In a summit at the White House yesterday with 150 grassroots and legal leaders from 27 states, Attorney General Eric Holder and White House Counsel Kathy Ruemmler stressed the importance of maintaining fair and effective federal courts, and criticized Senate Republicans for creating gridlock that has left one in ten federal court seats vacant.
Holder stressed President Obama’s effort to nominated qualified and diverse nominees to the federal courts. 46 percent of the president’s confirmed judicial nominees have been women and 37 percent have been people of color, more than under any other president in history. “Our people are diverse, they are qualified and they will serve the American people well in their time on the bench,” he said.

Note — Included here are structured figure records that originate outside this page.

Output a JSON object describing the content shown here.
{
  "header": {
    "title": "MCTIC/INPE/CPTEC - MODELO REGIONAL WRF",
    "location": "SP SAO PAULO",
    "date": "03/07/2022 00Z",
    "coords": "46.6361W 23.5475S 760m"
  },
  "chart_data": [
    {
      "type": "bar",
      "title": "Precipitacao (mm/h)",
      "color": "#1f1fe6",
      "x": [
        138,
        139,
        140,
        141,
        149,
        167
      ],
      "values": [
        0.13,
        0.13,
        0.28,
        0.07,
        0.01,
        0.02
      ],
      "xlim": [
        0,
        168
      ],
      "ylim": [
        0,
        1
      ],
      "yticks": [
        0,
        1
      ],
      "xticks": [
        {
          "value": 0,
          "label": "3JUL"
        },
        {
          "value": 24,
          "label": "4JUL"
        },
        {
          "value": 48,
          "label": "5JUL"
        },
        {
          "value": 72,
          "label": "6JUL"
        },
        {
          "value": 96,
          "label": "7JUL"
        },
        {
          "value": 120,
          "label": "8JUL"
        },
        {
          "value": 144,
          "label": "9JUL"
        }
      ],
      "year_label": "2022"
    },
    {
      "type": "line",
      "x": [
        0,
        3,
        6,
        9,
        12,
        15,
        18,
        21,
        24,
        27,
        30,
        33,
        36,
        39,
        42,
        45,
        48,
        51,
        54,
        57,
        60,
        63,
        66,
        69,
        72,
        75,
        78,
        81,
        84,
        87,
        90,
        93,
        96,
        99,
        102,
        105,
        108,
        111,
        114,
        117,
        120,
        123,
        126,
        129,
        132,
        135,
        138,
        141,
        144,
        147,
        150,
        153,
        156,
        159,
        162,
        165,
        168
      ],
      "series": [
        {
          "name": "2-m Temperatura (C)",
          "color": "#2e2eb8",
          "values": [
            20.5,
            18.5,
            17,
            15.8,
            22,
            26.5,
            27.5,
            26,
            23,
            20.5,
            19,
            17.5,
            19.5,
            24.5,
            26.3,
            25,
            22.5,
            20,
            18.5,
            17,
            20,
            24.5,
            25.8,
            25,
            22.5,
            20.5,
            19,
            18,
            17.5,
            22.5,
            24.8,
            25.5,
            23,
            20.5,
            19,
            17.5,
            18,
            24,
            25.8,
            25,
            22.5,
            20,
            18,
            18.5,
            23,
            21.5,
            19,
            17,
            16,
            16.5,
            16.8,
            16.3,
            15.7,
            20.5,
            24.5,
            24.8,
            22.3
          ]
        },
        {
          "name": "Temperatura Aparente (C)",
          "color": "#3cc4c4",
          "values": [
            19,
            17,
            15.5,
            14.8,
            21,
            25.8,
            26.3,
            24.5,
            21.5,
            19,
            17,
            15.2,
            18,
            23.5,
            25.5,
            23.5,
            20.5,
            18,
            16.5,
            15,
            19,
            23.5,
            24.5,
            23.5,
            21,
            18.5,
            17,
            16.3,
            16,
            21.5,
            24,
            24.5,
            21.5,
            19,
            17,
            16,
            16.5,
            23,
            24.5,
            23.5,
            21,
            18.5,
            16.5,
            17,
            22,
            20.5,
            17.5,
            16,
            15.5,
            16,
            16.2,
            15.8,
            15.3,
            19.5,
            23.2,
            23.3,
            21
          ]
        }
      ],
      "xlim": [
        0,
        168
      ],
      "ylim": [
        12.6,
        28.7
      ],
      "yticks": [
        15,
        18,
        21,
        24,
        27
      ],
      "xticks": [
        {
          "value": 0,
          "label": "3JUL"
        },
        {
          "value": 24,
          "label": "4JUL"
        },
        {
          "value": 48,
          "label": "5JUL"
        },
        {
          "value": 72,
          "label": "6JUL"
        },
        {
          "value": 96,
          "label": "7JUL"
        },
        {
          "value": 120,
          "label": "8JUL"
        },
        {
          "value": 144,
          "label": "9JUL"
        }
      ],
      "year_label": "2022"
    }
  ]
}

While President Obama has nominated dozens of highly qualified, diverse Americans to the federal bench, his nominees have met with unprecedented obstruction from Senate Republicans.
“Republican obstruction and these delays on the floor aren’t happenstance. They’re strategic and they’re having a devastating impact,” Ruemmler told attendees.
Ruemmler said that the conservative movement “understands the important role courts play in all of the issues we care deeply about as a country.”
Today’s summit was a sign that progressives are beginning to care deeply about the courts as well.
“This matters. This really matters,” Holder said. “This is a key legacy for any president. It’s one of the ways that a president’s success can be measured.”